I had decided to make some guitars again this year for my 20th anniversary but, as usually happens with me, I just can't find time amongst trying to keep this place going. I'd even come up with a plan to make them less time consuming for me than my old completely hand made by me guitars by getting necks made to my specs and getting my friend Mick Brierley to make pickups but alas, I still don't have time. I have made some prototypes and demo models for the shop, and have started 8 or 9 that will get done, but, well, I decided I was just going to make some for friends to start with.

This is made the same as my other TMI guitars with the body being hollow or chambered and made from 100% sustainable renewable plantation timber. Kim wasn't sure about this at first but came around after I explained what I was trying to do. It's 42mm thick and has a "spine" running the length inside the body. It's traced directly off an offset body (which I assume Scott did) but has a slightly angled neck pocket to accommodate the wraparound bridge.

The neck is hard maple with a rosewood fretboard. I asked Kim early on if his Coronado neck was an early dot or later block inlay one and he said he wished it was block, which led me to doing him a block inlay version. I am making myself one of these at the moment (Kim kindly hand carved and painted two scratchplates) with a dot marker neck and a slightly thinner body.

The pickup is a custom made Brierley P-90 wound just a little hot from vintage spec. Kim is a big fan of P-90's and wraparound bridge tailpieces (a man after my own heart) so rather than making an exact copy of the original flame guitar, which Kim describes as "kinda ordinary and I just made it work for me" we decided to make an updated version that Kim would like better.  

 

Kim called it the EXPERI-MENTAL so Tony did a headstock logo for me to put on the Coronado headstock shape.

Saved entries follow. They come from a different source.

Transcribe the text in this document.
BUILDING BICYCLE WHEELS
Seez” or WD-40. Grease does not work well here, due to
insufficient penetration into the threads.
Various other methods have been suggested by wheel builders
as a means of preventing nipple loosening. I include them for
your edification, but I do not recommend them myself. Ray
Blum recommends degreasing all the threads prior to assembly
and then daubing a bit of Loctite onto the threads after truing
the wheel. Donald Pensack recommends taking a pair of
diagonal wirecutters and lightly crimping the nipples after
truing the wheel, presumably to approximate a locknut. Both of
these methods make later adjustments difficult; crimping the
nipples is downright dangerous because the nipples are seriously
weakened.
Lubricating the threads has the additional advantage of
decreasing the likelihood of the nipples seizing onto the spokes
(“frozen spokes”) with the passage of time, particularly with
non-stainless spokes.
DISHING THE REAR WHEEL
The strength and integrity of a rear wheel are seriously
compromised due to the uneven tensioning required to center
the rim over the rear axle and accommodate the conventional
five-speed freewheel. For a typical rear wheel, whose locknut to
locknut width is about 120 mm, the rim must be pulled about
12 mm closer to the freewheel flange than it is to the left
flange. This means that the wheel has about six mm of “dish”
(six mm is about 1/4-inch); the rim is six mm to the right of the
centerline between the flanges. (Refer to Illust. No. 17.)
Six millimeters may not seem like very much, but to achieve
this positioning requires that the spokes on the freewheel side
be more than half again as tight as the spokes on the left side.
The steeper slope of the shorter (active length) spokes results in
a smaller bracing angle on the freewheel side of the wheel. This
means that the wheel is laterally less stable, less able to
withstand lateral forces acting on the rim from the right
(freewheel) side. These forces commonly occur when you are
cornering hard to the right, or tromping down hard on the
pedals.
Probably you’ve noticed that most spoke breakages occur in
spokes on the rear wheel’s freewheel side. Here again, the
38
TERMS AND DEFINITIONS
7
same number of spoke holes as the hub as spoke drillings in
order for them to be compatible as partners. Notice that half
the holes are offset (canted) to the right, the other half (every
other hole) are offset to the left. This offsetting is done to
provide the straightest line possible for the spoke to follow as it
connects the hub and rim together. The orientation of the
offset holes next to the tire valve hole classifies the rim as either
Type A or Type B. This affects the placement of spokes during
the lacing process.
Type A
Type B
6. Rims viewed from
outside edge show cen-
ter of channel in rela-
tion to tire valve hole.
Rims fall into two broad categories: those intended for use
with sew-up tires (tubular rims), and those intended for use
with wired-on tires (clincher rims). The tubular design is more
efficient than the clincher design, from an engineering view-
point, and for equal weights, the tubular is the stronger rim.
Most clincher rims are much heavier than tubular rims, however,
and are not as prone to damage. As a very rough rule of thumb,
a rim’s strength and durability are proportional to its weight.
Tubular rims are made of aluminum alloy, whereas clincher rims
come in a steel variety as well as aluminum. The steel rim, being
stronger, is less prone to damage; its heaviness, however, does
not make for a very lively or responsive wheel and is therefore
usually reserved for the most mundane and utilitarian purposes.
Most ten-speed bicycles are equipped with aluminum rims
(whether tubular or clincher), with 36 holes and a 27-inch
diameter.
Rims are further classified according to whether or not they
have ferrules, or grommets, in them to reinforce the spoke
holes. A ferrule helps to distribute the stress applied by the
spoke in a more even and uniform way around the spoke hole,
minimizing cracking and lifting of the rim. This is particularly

I actually enlarged the headstock slightly as the original looked "too small" on the offset body for some reason. I cut the body to put a switch on the lower horn but decided at the last moment it looked wrong with the flames. 

So, if you come to see the Scientists play in Brisbane next Saturday (check your gig guides for shows) you will probably see Kim give this a whirl? I made it as much as a homage to the original and to the Scientists as an actual guitar for Kim to play. If it hangs on his wall and reminds him of good times, my work is done. Kims been very kind to me and Tym guitars/records and I believe in giving something back.